Change is one of the only constants in life yet people are reluctant to embrace it. This is mostly because change represents a departure from the norm and results in feelings of uncertainty. Culture plays a huge role in people’s identities; however, it has some aspects that form barriers to creating change. Many communities in my country, Kenya, are culturally patriarchal. The issues of women empowerment and promotion of women’s rights are not given the prominence that they deserve. In these communities, people are not open to the idea of the emancipation of women. Empowering women to be independent and in charge of making their own decisions is frowned upon. Any value that doesn’t place women in a subordinate role is viewed as being against culture and therefore unacceptable. In such cases it becomes difficult to mobilize and work with women in the community.
Poverty is another key barrier to creating change. Women are the ones who bear the brunt of poverty the most. They are charged with providing for their families and ensuring that the finances in the home, however little they may be, are sufficient to meet all the needs of the household. As a result even when skill building and vocational workshops are offered to them, they are unable to afford the transport costs of getting to the workshops. Sometimes they just do not have the time to attend as they are busy looking for odd jobs or finding means to ensure their families have basic necessities.
In order to overcome these challenges, grassroots women empowerment organizations should be based within communities and ensure that they target the specific needs of that particular community.

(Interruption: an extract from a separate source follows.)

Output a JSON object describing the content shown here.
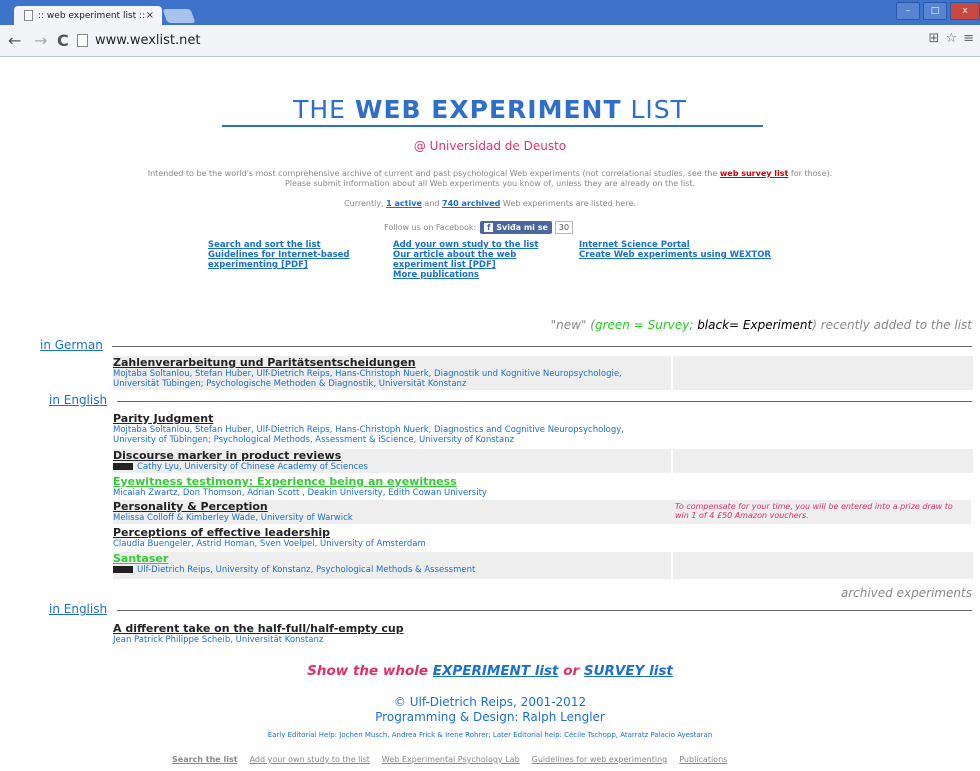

The help of respected female members in these communities should be enlisted and they should be included as part of the dialogue of enacting positive change. I think that people are more receptive to ideas when they come from someone they know, respect and trust rather than a complete stranger. Eliminating poverty is a process. In order to empower women who face this challenge, workshops and trainings should be carried out within walking distance of the community. In cases where this is not possible, women should be provided with transport and food for themselves and their families on the days that they attend training.
PulseWire has provided me with the opportunity to connect with like-minded individuals. From them, I can learn how they are working to overcome challenges faced by their communities and use some of their ideas in overcoming challenges in my community. Through Resource Exchange, I can network and find people who can help or refer me to people who can help in working towards the elimination of barriers to creating change. PulseWire has a wide audience base and by being part of this community and raising awareness on challenges faced my community, I will be able to engage people who have resources that they can invest in assisting in not only overcoming challenges but also in empowering women.